If a Resend or other API key has ever entered a repository, rotate it, remove it from code, and review the repository history rather than only deleting the latest copy.

GitHub is expanding secret scanning to recognize more credentials and provide security teams with more context. The company announced the rollout on July 15, including partner support for Resend and detection for APIclub and Resend API keys.

For teams that send transactional email or maintain public repositories, the practical message is simple: credentials belong in a protected secrets store, not in source code, example files, logs, or committed environment files.

What GitHub changed

The official changelog describes four changes that are rolling out.

  • Secret scanning can now detect APIclub and Resend API keys.
  • Resend joined the secret scanning partner program, allowing GitHub to forward exposed credentials found in public repositories so the provider can respond.
  • VolcEngine Ark API keys are now covered by push protection by default in repositories where secret scanning is enabled, including free public repositories.
  • Secret scanning alert webhooks now include a secret_category field, while public monitoring gains summary cards for attribution, enterprise members, and verified domains.

What to check today

Search the current repository and its history for credentials, including .env files, configuration examples, CI output, and copied debugging logs.
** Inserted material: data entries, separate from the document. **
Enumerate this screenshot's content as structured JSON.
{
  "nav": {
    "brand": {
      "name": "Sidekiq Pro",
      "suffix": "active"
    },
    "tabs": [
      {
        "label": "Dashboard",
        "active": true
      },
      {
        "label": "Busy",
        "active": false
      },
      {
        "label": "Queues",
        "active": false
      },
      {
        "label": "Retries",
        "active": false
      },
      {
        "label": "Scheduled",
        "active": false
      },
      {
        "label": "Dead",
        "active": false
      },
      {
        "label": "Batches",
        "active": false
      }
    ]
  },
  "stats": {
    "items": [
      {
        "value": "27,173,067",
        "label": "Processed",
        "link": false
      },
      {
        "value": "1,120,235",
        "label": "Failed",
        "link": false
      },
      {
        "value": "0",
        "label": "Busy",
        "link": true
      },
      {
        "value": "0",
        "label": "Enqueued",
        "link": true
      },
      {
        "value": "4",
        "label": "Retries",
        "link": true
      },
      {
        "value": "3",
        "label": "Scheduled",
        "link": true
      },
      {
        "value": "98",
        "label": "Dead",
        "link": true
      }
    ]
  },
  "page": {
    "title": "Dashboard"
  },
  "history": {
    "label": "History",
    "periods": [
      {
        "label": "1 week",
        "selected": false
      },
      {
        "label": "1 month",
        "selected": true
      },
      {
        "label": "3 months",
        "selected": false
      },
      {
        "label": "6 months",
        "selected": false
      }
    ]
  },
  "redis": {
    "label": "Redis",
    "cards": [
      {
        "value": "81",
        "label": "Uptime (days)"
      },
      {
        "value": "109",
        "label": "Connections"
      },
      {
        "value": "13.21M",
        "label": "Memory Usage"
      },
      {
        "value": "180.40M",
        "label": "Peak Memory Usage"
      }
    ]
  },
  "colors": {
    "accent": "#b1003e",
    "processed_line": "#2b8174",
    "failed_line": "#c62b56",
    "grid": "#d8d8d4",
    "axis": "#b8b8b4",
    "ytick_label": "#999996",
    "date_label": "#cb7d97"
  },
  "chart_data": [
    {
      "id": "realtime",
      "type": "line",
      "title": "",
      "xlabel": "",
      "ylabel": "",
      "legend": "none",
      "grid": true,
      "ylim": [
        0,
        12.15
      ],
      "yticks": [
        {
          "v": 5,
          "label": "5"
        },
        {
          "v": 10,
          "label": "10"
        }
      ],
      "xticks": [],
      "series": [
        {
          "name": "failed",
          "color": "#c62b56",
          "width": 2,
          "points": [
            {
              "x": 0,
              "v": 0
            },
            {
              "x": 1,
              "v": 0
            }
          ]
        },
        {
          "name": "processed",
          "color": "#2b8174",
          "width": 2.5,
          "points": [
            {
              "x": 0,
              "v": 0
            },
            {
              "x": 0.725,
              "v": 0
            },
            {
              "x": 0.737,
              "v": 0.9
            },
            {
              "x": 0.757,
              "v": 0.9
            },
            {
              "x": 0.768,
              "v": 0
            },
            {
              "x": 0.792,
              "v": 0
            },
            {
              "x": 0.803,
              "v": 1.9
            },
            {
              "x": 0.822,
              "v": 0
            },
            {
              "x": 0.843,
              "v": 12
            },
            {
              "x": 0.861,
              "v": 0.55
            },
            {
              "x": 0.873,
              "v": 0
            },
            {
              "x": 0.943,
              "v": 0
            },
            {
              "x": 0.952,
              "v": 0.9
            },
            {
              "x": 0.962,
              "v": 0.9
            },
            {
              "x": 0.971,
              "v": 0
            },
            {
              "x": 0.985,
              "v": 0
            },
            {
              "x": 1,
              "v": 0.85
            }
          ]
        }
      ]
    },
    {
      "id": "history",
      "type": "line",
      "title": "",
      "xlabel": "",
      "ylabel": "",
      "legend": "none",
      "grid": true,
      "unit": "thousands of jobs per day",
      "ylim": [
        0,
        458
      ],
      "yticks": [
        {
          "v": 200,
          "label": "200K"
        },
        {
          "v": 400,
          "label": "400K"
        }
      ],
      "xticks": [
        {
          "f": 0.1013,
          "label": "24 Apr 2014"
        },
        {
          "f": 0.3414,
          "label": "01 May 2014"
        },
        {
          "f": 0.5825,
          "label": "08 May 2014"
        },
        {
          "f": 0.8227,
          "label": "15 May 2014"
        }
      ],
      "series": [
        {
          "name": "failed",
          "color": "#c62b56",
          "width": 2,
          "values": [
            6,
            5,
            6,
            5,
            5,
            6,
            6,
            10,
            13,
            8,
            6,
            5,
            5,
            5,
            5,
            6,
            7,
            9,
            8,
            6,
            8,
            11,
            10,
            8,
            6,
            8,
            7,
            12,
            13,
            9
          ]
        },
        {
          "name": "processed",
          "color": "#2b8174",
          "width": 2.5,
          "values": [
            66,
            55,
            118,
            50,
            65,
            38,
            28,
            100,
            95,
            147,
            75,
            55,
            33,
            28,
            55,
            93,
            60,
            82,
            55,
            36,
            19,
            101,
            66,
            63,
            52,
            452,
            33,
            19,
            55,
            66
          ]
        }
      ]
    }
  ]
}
If a real key was committed, treat deletion as cleanup—not containment. Rotate the credential at the provider and then update the application through its protected environment settings.

Teams that process secret scanning webhooks should also confirm that their parser tolerates the new secret_category field. It can distinguish default patterns from generic secret detections without requiring a separate alert workflow.

Why email API keys deserve urgency

An exposed sending credential can create a path for unauthorized email activity. Depending on the provider configuration, that can consume account limits and damage the reputation of a sending domain. These are operational risks inferred from what email API keys control; GitHub did not report a specific Resend incident in this announcement.

The safest routine is to keep keys out of local templates, use separate credentials for production and development, restrict access to the people and services that need it, and rotate credentials whenever exposure is suspected.